The city hasn't seen temperatures above minus 20 since Jan. 6, when a ridge of bitterly cold arctic air swooped down and clenched the city with an extreme cold that's made the last 10 days feel three times as long.
Surprisingly, the city hasn't set any new temperature records during this cold snap, though Environment Canada says we haven't seen one like this in years.
"When we get a cold Arctic outbreak in January, that's the coldest time of the year," said meteorologist Doug Lundquist. "It's almost over."
The coldest it's gotten so far this month was a low of -34.5 C on Monday, Jan. 13. The last time it was warmer than minus 20 was when the mercury peaked at a comparably balmy -19.4 C on Monday, Jan. 6.
By Sunday, we'll have what Lundquist called a "Klondike chinook", where the air pressure will drop on the Alberta and B.C. Peace side of the Rockies to allow warmer winds to move in from the west.

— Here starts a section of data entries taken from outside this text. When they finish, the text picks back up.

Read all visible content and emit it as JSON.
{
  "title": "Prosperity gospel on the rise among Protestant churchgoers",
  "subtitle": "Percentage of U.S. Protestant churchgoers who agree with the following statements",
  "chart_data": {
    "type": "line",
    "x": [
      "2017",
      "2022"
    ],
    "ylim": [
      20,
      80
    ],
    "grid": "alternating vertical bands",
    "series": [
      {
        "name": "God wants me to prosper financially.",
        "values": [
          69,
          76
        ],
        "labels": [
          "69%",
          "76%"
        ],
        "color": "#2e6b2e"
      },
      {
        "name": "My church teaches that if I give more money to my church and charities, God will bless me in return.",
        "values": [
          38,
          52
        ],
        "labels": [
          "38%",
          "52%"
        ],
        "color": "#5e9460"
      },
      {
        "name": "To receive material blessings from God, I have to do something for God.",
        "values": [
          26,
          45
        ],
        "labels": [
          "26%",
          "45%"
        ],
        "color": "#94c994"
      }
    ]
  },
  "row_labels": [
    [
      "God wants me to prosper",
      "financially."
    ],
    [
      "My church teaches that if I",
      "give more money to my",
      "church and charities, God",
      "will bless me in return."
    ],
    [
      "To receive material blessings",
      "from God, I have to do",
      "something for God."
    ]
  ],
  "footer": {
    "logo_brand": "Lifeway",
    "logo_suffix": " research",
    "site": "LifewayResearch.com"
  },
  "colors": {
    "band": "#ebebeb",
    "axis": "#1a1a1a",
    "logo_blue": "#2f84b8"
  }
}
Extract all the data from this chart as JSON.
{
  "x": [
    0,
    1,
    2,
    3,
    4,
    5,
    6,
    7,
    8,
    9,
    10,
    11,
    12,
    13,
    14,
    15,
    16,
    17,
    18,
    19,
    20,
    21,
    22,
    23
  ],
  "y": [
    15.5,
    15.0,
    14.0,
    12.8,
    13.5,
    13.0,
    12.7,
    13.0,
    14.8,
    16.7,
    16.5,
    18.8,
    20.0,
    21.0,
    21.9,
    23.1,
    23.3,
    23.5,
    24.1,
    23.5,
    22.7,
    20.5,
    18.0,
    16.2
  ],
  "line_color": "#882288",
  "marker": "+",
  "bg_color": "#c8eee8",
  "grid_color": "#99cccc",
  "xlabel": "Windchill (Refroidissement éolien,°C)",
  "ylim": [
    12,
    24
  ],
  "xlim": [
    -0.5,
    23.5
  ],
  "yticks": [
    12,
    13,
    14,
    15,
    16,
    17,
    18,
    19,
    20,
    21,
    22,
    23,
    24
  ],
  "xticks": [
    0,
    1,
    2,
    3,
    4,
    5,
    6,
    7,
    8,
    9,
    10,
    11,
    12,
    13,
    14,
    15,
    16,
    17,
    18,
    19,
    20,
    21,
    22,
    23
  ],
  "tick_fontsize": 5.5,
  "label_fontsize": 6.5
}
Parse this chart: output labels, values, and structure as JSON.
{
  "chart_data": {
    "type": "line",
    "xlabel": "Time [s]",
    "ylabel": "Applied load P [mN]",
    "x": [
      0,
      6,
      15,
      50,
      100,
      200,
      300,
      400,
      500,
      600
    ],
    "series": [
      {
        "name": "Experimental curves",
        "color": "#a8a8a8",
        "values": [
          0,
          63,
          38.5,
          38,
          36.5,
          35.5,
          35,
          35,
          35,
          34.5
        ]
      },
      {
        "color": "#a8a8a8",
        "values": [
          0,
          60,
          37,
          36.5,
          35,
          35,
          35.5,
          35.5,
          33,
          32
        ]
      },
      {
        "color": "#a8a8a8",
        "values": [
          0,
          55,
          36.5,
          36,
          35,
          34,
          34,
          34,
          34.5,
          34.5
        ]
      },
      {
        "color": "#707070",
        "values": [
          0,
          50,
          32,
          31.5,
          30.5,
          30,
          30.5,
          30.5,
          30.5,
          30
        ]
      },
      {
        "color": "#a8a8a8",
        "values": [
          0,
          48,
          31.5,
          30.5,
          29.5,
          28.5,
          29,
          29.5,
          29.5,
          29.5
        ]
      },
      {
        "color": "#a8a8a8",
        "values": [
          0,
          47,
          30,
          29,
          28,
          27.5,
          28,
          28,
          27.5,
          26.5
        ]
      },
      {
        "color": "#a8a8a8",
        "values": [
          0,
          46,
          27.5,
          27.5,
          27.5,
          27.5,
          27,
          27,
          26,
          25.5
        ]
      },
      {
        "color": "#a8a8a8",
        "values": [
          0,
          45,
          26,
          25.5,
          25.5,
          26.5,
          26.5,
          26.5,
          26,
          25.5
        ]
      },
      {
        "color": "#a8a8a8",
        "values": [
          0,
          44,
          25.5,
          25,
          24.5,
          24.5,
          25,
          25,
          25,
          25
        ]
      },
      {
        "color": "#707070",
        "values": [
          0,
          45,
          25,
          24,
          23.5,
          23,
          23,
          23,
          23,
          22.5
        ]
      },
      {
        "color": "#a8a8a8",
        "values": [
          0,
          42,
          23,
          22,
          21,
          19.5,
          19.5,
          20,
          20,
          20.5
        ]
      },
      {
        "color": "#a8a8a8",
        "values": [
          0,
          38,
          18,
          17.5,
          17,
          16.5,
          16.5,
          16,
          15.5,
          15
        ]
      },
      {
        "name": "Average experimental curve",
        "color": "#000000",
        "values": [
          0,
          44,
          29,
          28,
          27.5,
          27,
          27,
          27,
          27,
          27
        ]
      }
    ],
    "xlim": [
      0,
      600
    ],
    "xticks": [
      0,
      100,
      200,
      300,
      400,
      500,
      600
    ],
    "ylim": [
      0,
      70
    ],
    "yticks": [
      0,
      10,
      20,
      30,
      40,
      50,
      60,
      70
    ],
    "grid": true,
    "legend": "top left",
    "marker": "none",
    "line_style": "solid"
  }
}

Sunday's high is supposed to reach -18 C with a mix of sun and cloud. Monday is supposed to be even warmer — a high of -7 C with a mix of sun and cloud.
That's well above average and should last until at least the middle of the week, Lundquist said.
It's too soon to tell if the warmer weather will stick around longer than that, but, Lundquist said, "I don't see the Arctic air returning."
Average highs for January are -10 C, with average lows of -18 C.
Exreme Cold Weather Warning:
A multi-day episode of very cold wind chills continues.
Bitterly cold arctic air will continue to remain entrenched over the area this morning.
Occasional winds to 15 km/h will give wind chill values near minus 40.
Extreme cold puts everyone at risk.
Watch for cold related symptoms: shortness of breath, chest pain, muscle pain and weakness, numbness and colour change in fingers and toes.
Extreme cold warnings are issued when very cold temperatures or wind chill creates an elevated risk to health such as frost bite and hypothermia.